ADR-0214accepted

Gateway Redis-Degraded Operation Mode

2026-03-05T00:00:00.000Z

2026-03-06 implementation note

The first meaningful slice is now live in joelclaw:

gateway daemon exposes explicit runtime health with mode: normal | redis_degraded
Redis channel emits runtime mode transition telemetry
joelclaw gateway status prefers daemon health when Redis is down instead of reporting a fake total outage
joelclaw gateway diagnose treats redis_degraded as a degraded runtime and skips Redis-only E2E checks in that mode
session pressure is surfaced alongside runtime mode so operators can see when the daemon is alive but under stress

This does not mean every degraded capability is feature-complete. It means the decision is accepted and the operator-visible contract is now real.

Context

Today, Redis/Inngest substrate instability can make gateway behavior look dead even when the daemon process is alive and channel adapters are still running.

Observed operational failure shape:

joelclaw gateway status|events|restart fail on Redis connection closure.
Telegram can show transient typing... with no useful completion when the queue/event path is blocked.
Current startup path treats Redis as effectively mandatory for core orchestration paths.

This violates the availability posture for gateway as an always-on operator surface. We need deterministic behavior when Redis is unavailable: reduced capability, not total functional ambiguity.

Decision

Add an explicit Redis-degraded mode for gateway runtime.

1) Runtime mode contract

Gateway mode becomes one of:

normal — Redis channel and event bridge healthy.
redis_degraded — Redis unavailable; gateway remains online with reduced capabilities.

Mode changes must emit OTEL events and be visible in CLI health/status output.

2) Keep direct channel interaction alive without Redis

When Redis is unavailable:

inbound channel messages (Telegram/iMessage/Slack/Discord) still enqueue locally and process through command queue + pi session.
outbound channel replies still send normally.
no hard fail on Redis bootstrap.

This preserves core “talk to gateway” behavior during substrate outages.

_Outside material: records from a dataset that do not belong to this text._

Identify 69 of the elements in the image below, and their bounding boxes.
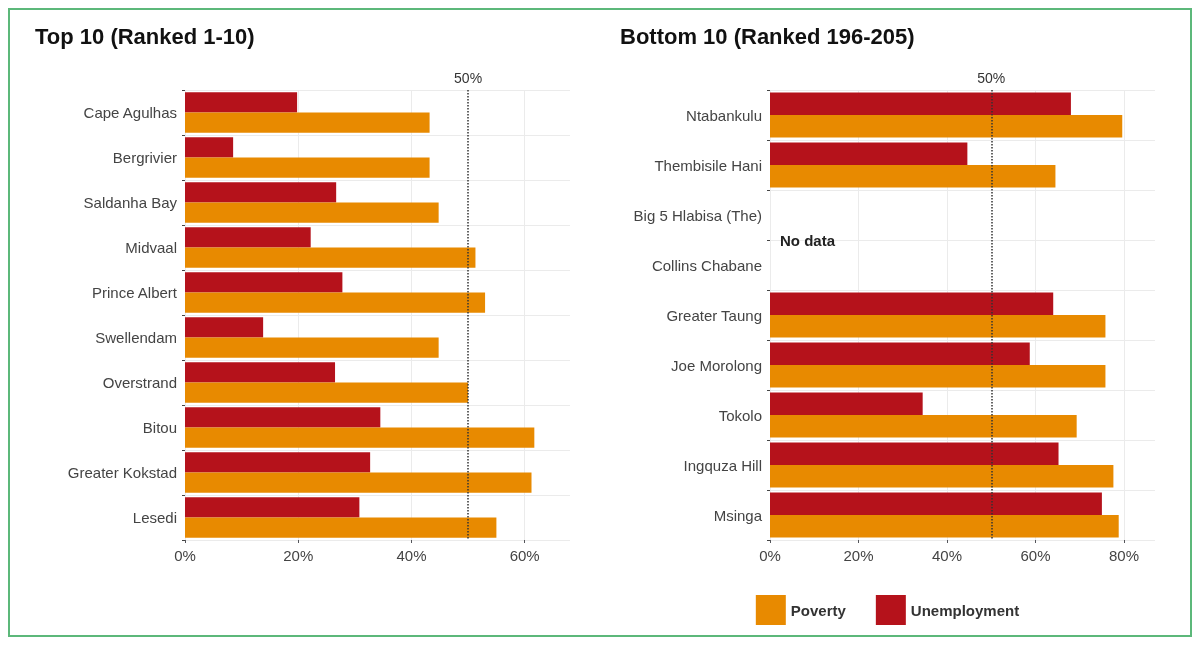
annotation: No data — [780, 231, 836, 249]
y-tick-label: Cape Agulhas — [83, 104, 177, 121]
bar — [185, 362, 336, 383]
bar — [185, 182, 337, 203]
y-tick-label: Msinga — [713, 506, 763, 524]
ref-line-label: 50% — [454, 70, 483, 86]
bar — [770, 465, 1114, 488]
legend-label: Unemployment — [910, 601, 1020, 619]
ref-line-label: 50% — [977, 70, 1006, 86]
y-tick-label: Bitou — [142, 419, 177, 436]
x-tick-label: 40% — [396, 547, 427, 564]
x-tick-label: 60% — [1020, 547, 1051, 564]
bar — [770, 392, 923, 415]
y-tick-label: Greater Kokstad — [67, 464, 177, 481]
y-tick-label: Overstrand — [102, 374, 177, 391]
y-tick-label: Joe Morolong — [671, 356, 762, 374]
y-tick-label: Collins Chabane — [651, 256, 762, 274]
bar — [185, 382, 469, 403]
bar — [770, 92, 1071, 115]
y-tick-label: Midvaal — [125, 239, 177, 256]
bar — [770, 515, 1119, 538]
bar — [770, 142, 968, 165]
y-tick-label: Prince Albert — [91, 284, 178, 301]
bar — [185, 472, 532, 493]
bar — [185, 247, 476, 268]
bar — [770, 165, 1056, 188]
bar — [185, 202, 439, 223]
bar — [770, 315, 1106, 338]
bar — [185, 292, 486, 313]
bar — [185, 157, 430, 178]
bar — [185, 452, 371, 473]
chart-title: Top 10 (Ranked 1-10) — [35, 23, 255, 49]
bar — [770, 415, 1077, 438]
x-tick-label: 80% — [1109, 547, 1140, 564]
bar — [770, 492, 1102, 515]
bar — [770, 342, 1030, 365]
bar — [185, 337, 439, 358]
bar — [185, 517, 497, 538]
x-tick-label: 20% — [843, 547, 874, 564]
bar — [770, 442, 1059, 465]
bar — [185, 137, 234, 158]
bar — [185, 227, 311, 248]
y-tick-label: Greater Taung — [666, 306, 762, 324]
bar — [185, 317, 264, 338]
bar — [770, 115, 1123, 138]
y-tick-label: Ingquza Hill — [683, 456, 762, 474]
bar — [185, 407, 381, 428]
y-tick-label: Big 5 Hlabisa (The) — [633, 206, 762, 224]
x-tick-label: 40% — [932, 547, 963, 564]
y-tick-label: Saldanha Bay — [83, 194, 178, 211]
x-tick-label: 0% — [174, 547, 196, 564]
bar — [185, 112, 430, 133]
x-tick-label: 0% — [759, 547, 781, 564]
y-tick-label: Thembisile Hani — [654, 156, 762, 174]
x-tick-label: 60% — [509, 547, 540, 564]
y-tick-label: Ntabankulu — [686, 106, 762, 124]
bar — [185, 427, 535, 448]
y-tick-label: Bergrivier — [112, 149, 177, 166]
y-tick-label: Tokolo — [718, 406, 762, 424]
y-tick-label: Lesedi — [132, 509, 177, 526]
bar — [185, 272, 343, 293]
y-tick-label: Swellendam — [95, 329, 177, 346]
bar — [185, 92, 298, 113]
bar — [770, 365, 1106, 388]
chart-title: Bottom 10 (Ranked 196-205) — [620, 23, 915, 49]
x-tick-label: 20% — [283, 547, 314, 564]
bar — [770, 292, 1054, 315]
legend-label: Poverty — [790, 601, 847, 619]
bar — [185, 497, 360, 518]
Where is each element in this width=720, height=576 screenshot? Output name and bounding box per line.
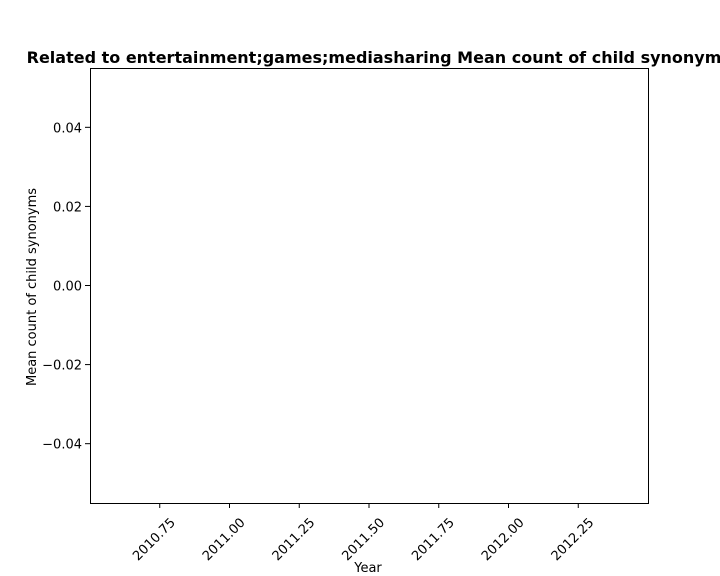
chart-title: Related to entertainment;games;mediashar… xyxy=(27,48,720,67)
y-axis-label: Mean count of child synonyms xyxy=(25,188,40,386)
x-tick-label: 2010.75 xyxy=(130,515,179,564)
x-axis-ticks: 2010.75 2011.00 2011.25 2011.50 2011.75 2012.… xyxy=(130,503,597,564)
x-tick-label: 2011.25 xyxy=(270,515,319,564)
y-axis-ticks: 0.04 0.02 0.00 −0.02 −0.04 xyxy=(42,121,90,453)
x-tick-label: 2011.75 xyxy=(409,515,458,564)
x-tick-label: 2011.50 xyxy=(339,515,388,564)
plot-area xyxy=(90,68,649,504)
x-tick-label: 2012.00 xyxy=(479,515,528,564)
x-tick-label: 2012.25 xyxy=(549,515,598,564)
y-tick-label: 0.02 xyxy=(53,200,82,215)
y-tick-label: 0.00 xyxy=(53,280,82,295)
y-tick-label: −0.02 xyxy=(42,359,82,374)
x-axis-label: Year xyxy=(353,561,382,576)
y-tick-label: −0.04 xyxy=(42,438,82,453)
y-tick-label: 0.04 xyxy=(53,121,82,136)
x-tick-label: 2011.00 xyxy=(200,515,249,564)
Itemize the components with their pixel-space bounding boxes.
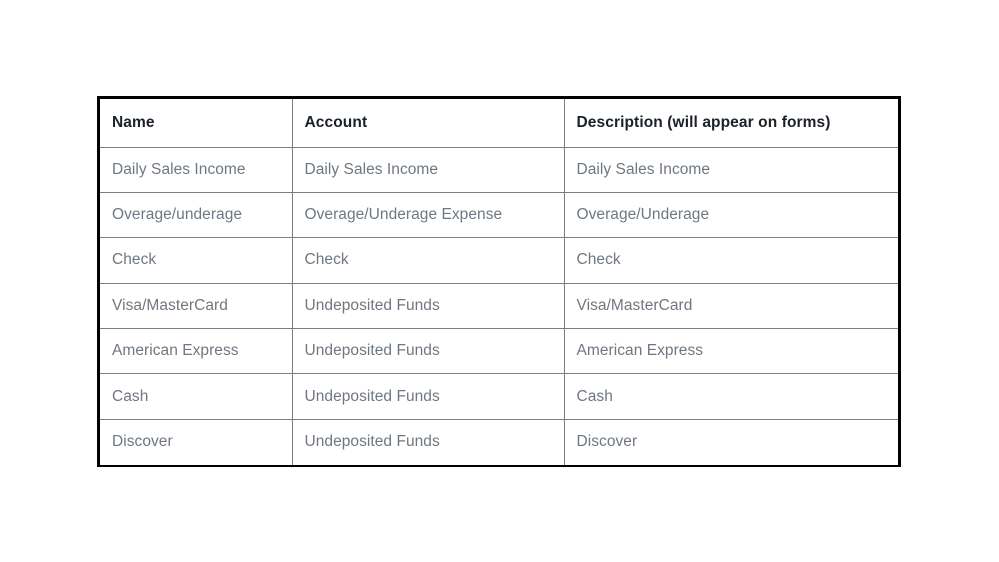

3) Degrade Redis-dependent features explicitly

In redis_degraded mode, mark these capabilities degraded (not silently broken):

Redis event bridge ingestion (joelclaw:notify:*)
durable replay paths dependent on message store Redis streams
Redis-based Telegram poll-owner lease durability (fall back to direct polling + existing 409 backoff)
Redis-backed operational commands that require queue inspection/mutation

Each degraded feature must produce a clear status reason.

4) Self-healing recovery loop

Gateway must keep retrying Redis attach in background (bounded exponential backoff). On successful reattach:

transition redis_degraded -> normal
resume Redis-backed integrations
emit recovery telemetry

No daemon restart should be required for recovery.

gateway — daemon lifecycle + operator contracts
gateway-diagnose — failure-layer semantics and diagnostic UX
system-architecture — substrate vs daemon boundary and event path clarity

Files and surfaces

packages/gateway/src/daemon.ts
- Introduce runtime mode state (normal / redis_degraded).
- Make Redis channel start non-fatal; run local-only queue path when unavailable.
- Add background reconnect loop and mode transitions.
packages/gateway/src/channels/redis.ts
- Expose explicit attach/detach/retry status hooks for daemon mode management.
- Ensure failures are reportable as structured reasons.
packages/gateway/src/channels/telegram.ts
- Keep Redis lease as preferred path.
- In degraded mode, use lease fallback path intentionally and emit explicit degraded ownership telemetry.
packages/cli/src/commands/gateway.ts
- Extend gateway status payload with mode + degraded capability list.
- Ensure status remains meaningful even when Redis is down.
packages/cli/src/commands/gateway.ts (diagnose path)
- Add Redis-degraded classification distinct from full process failure.
docs/gateway.md + skills/gateway-diagnose/SKILL.md
- Document degraded-mode behavior, operator expectations, and recovery signals.

Verification criteria

Gateway can start and process direct Telegram inbound/outbound while Redis is unavailable.
gateway status returns explicit mode: redis_degraded with capability degradation list.
OTEL emits mode transition events for both enter and recovery.
Redis reconnect without restart transitions runtime back to normal.
Existing normal-mode behavior remains unchanged when Redis is healthy.

Consequences

Good

Operator can still use gateway during Redis incidents.
Failures become explicit and diagnosable instead of ambiguous noop states.
Recovery path becomes automatic and observable.

Tradeoffs

More runtime-state complexity in daemon.
Some features remain unavailable in degraded mode by design.
Requires careful UX in CLI/diagnose to avoid false confidence.

Non-goals

Running full Inngest/event-bus durability without Redis.
Guaranteeing cross-instance Telegram poll ownership durability while Redis is down.
Solving k8s/Colima substrate outages in this ADR (this ADR is gateway behavior under those outages).